I corpi fertili di tutte. Non tutte, però, abbiamo lo stesso sentimento di fronte alla prepotenza del potere. Ci sono donne infatti che, per ragioni che storicamente crediamo di conoscere, adorano e servono quel potere. Fino allo stupro ed al femminicido, lì dove si fermano le inclinazioni personali ed avvengono la rovina, la malattia, la morte.
Ma tanto è: se il potere è confuso, possono esserlo le donne. E le donne confuse (nel senso di fusione con) sono anche le donne comuni, di destra e di sinistra. Donne che non sono rappresentate e rappresentabili in un soggetto unico. Infatti la divisione netta, e lo dimostrano i fatti che vediamo, tra donne che si ricavano nicchie nei partiti, nelle istituzioni, nei sindacati, nelle centrali produttive e culturali, e quelle che stappano spazi nella dimensione esterna al potere, è insostenibile. Le une e le altre sono nello stesso mondo. Ci stanno diversamente solo fin quando non sono offese, è quello il momento in cui la convivenza diventa stridente contraddizione. Spesso il conflitto con la propria presunta debolezza, diventa il conflitto con l’errore e la debolezza altrettanto presunte delle altre.
Nel nostro paese il bipolarismo ha reso evidente che tra due schieramenti , e non in ragione dell’essere in “democrazia” , l’alternanza è una formula di continuità e di mantenimento della struttura patriarcale. Le donne sono nominate differentemente, ma ugualmente sottoposte nella gerarchia. Sembra ormai troppo asettico anche il termine oppressione, di fronte al tipo di legittimazione cui sono sottoposte le donne, che oscilla tra l’obbligo al sacrificio (le eroine) e la compiacenza, ma soprattutto di fronte al rafforzamento del controllo sulla maternità e sulla libertà di movimento. Questo avviene per l’incontrollabilità della tecnica medica “privatizzata”, ed anche per l’esaltazione della privacy come luogo dell’invisibilità del sopruso e del delitto.
L’alternanza, cioè mantenimento della pace apparente sul suolo nazionale, ha resa insignificante, e non solo per le donne, la distinzione tra Destra e Sinistra politiche, che sempre di più si connotano con la semplice collocazione parlamentare.

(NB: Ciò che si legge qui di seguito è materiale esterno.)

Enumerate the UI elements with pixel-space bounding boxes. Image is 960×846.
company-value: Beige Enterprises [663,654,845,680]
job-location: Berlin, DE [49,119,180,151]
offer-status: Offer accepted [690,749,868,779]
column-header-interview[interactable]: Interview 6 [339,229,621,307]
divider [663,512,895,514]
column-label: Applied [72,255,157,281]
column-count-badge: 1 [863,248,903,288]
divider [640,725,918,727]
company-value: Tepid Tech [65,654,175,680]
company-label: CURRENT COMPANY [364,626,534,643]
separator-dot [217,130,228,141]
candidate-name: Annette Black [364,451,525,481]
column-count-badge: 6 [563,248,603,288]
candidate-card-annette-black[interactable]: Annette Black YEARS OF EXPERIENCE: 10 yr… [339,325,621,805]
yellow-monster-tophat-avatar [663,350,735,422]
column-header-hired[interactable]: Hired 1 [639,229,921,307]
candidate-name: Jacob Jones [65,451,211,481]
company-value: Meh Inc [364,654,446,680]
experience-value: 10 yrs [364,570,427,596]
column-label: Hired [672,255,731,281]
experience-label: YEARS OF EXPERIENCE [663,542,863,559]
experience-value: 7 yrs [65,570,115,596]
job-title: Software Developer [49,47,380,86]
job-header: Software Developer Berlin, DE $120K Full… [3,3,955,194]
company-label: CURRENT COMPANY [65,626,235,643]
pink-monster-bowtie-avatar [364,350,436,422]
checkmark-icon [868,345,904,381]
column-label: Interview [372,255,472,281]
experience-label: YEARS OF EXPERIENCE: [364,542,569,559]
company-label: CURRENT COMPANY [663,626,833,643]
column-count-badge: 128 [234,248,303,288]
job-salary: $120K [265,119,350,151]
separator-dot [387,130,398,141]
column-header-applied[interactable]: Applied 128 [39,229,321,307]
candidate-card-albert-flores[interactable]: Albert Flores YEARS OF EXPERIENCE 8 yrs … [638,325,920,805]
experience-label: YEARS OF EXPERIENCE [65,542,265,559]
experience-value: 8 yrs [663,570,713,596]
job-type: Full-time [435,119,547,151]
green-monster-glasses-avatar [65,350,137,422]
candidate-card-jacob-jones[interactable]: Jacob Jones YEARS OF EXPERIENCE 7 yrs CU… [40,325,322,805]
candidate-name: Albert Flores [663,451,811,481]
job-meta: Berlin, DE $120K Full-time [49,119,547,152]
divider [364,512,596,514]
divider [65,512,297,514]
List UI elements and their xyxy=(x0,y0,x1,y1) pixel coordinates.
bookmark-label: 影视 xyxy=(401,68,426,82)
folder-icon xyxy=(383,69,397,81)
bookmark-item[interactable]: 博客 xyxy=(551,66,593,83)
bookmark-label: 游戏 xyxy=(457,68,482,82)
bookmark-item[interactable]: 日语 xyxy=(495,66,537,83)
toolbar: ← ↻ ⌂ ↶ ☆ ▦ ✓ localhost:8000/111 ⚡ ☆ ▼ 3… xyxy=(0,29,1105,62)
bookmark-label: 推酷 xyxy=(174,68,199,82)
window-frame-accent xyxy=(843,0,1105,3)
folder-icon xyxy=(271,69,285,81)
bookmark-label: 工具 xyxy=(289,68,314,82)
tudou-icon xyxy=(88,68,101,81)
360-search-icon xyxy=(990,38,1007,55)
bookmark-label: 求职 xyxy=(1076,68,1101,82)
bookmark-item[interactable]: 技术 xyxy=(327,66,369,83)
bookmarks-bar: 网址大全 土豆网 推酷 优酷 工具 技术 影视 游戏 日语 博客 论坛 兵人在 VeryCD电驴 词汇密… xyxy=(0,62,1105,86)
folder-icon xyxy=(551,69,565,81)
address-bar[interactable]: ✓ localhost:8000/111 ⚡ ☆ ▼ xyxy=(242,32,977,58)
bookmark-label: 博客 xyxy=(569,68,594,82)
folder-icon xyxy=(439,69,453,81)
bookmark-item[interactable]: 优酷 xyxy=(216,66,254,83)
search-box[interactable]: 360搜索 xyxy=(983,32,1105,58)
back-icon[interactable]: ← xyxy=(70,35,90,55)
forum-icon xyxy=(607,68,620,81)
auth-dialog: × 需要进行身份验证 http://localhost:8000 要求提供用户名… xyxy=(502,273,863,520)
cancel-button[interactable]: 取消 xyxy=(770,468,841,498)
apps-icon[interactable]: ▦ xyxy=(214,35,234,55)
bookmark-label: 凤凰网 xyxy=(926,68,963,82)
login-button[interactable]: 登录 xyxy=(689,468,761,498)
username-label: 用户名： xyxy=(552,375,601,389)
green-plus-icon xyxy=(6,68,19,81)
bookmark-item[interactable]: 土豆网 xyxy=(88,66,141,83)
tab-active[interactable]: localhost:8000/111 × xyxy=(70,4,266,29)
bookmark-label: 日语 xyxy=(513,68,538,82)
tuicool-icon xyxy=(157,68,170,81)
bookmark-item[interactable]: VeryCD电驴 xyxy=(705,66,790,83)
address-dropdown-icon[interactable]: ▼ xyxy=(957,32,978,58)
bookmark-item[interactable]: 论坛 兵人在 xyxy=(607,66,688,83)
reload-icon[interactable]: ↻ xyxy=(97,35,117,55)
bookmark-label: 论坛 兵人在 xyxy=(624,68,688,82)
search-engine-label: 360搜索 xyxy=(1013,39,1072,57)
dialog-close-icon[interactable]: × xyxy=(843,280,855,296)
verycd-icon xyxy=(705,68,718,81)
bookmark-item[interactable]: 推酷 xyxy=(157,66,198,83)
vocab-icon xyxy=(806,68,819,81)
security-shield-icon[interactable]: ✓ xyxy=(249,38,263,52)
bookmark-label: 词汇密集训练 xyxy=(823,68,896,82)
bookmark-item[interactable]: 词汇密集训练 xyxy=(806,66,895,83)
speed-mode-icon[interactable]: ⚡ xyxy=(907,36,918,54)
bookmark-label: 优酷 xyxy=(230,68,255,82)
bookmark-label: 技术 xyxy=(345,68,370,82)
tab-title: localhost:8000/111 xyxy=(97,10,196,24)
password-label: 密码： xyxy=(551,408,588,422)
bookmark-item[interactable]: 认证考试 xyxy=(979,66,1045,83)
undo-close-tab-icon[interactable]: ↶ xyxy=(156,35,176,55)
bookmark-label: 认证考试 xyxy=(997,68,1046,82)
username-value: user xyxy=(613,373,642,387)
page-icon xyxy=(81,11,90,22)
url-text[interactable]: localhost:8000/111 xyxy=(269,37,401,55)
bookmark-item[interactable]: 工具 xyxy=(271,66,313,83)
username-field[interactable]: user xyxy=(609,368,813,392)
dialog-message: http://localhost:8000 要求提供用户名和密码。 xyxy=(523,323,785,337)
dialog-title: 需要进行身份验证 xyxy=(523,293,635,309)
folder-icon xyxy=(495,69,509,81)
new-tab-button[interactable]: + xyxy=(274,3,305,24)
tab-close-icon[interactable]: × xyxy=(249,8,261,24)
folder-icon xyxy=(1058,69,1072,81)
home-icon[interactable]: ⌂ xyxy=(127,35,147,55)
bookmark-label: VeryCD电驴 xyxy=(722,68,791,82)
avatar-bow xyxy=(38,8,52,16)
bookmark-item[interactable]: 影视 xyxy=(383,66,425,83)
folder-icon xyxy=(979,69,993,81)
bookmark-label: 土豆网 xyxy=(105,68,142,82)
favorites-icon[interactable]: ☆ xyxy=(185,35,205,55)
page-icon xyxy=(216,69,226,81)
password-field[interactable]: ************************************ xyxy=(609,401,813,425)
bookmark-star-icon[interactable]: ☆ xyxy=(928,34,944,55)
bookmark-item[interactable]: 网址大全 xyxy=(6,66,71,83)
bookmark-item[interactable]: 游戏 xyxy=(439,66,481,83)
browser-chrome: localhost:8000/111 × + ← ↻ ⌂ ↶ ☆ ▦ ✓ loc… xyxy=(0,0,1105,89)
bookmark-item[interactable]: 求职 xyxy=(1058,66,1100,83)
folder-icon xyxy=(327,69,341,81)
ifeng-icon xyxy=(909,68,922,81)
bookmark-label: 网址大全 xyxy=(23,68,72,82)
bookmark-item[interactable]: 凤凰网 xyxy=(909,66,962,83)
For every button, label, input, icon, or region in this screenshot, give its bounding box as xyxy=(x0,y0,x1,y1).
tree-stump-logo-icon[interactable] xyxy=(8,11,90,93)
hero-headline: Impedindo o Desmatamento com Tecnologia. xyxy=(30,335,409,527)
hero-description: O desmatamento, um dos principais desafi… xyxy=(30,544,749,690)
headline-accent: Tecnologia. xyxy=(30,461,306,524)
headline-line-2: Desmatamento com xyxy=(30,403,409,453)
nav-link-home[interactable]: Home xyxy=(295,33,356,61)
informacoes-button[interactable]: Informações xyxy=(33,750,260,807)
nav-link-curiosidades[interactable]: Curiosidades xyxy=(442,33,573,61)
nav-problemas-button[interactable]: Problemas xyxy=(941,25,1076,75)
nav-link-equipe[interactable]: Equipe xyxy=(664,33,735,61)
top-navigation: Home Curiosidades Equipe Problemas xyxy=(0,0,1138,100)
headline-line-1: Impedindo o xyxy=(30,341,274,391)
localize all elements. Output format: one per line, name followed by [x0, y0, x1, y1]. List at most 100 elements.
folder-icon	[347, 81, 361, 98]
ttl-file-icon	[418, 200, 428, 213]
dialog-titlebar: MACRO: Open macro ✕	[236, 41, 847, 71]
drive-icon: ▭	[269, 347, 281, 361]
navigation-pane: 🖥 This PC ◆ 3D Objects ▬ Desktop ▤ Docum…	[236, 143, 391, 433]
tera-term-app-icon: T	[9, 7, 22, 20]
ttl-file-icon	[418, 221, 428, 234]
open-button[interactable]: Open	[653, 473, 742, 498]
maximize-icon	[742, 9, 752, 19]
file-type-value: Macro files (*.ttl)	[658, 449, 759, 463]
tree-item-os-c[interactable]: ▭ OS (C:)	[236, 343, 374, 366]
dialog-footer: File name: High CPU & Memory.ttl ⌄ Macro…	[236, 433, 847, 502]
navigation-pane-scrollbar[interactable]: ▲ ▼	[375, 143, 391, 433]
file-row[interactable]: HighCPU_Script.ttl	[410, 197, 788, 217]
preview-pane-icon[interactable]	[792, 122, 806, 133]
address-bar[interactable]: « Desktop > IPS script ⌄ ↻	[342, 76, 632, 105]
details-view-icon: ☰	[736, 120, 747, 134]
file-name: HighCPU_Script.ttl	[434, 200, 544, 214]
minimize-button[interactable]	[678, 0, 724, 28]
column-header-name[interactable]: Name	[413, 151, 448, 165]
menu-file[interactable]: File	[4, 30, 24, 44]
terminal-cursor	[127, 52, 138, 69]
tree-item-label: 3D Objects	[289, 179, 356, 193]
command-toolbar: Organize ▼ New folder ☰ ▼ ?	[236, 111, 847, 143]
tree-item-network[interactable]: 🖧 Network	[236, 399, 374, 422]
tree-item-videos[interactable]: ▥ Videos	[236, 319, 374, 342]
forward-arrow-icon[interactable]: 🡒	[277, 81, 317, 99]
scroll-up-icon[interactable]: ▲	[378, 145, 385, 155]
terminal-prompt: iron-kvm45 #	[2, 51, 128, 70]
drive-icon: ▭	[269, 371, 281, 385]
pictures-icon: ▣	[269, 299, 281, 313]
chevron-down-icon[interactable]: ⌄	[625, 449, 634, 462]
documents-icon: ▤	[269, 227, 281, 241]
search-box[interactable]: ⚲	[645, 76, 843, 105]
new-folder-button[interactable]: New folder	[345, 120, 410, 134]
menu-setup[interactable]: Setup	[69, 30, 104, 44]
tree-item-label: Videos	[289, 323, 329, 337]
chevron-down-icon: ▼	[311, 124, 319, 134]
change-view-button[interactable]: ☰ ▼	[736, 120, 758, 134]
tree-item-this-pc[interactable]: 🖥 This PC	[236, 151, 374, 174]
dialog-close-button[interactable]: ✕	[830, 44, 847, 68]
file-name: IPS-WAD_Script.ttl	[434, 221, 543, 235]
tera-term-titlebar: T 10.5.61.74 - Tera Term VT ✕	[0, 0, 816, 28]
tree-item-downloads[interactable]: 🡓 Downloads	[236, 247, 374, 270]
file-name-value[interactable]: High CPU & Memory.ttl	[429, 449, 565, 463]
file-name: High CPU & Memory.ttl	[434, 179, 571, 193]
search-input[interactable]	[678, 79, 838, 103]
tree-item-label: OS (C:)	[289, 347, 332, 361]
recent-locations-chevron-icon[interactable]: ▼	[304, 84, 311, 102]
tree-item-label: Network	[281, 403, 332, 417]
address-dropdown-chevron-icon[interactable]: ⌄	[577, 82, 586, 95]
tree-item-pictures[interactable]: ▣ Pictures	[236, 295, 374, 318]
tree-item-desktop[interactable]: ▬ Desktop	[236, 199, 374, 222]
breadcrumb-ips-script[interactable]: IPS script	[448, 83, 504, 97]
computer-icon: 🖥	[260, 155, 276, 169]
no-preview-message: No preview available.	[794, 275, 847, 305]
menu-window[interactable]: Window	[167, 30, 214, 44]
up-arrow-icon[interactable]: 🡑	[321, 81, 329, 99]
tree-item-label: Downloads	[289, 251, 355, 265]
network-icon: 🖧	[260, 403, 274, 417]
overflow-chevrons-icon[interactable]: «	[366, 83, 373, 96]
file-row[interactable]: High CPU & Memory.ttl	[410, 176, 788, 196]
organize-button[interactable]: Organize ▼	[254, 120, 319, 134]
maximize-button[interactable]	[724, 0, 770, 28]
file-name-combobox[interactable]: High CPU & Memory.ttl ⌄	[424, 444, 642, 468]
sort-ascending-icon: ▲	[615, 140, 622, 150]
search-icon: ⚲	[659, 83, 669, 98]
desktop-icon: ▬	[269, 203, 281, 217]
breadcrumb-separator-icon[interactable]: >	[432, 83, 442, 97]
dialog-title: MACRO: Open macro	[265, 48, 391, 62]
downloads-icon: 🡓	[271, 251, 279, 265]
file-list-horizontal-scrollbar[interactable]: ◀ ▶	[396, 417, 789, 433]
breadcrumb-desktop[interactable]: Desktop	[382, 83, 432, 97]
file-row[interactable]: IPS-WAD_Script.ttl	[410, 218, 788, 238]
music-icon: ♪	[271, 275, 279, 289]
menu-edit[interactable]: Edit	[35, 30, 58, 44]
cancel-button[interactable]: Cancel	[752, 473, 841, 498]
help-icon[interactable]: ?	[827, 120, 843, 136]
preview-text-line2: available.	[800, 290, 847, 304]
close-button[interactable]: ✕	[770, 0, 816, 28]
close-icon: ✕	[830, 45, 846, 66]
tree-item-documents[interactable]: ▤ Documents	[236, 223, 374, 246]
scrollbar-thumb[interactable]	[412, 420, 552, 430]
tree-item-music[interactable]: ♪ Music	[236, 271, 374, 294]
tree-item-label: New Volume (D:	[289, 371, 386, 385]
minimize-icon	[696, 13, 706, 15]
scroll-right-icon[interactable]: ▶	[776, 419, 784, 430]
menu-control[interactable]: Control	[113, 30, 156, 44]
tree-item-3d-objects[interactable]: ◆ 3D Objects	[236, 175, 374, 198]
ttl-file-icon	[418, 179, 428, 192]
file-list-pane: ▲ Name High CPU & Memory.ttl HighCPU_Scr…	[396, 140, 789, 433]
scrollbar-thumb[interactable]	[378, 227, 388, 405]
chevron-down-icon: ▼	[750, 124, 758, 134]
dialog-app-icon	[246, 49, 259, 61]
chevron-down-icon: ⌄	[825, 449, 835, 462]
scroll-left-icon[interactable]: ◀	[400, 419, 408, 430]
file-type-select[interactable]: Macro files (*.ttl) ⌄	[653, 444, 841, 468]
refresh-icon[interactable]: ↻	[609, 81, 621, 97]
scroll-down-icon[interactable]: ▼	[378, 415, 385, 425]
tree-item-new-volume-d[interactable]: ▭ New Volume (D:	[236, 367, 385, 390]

La politica fatta dalle donne se e quando è fatta in nome dell’abolizione delle leggi e dei meccanismi che rendono possibile lo sfruttamento violento delle donne per supportare l’ordine patriarcale dello stato, e che rendono obbligatoria la privazione degli strumenti di difesa , non è automaticamente in sintonia con la sinistra. Sicuramente è progressista, il contrario di conservatrice, ed antiautoritaria. Non per un principio “tradizionalmente” democratico, ma perché l’autoritarismo “serve” a conformare le persone al potere e la persona donna deve essere obbligata a riprodurre e conformare i cittadini, quindi ad essere privata del suo essere persona.
La sostanza della scelta di un percorso è tutta nella prospettiva che ci si offre; se la prospettiva è continuare a superare la condizione subordinata, non si può raccogliere il consenso di tutte, perché alcune o molte, a costo della vita, saranno coi loro capi.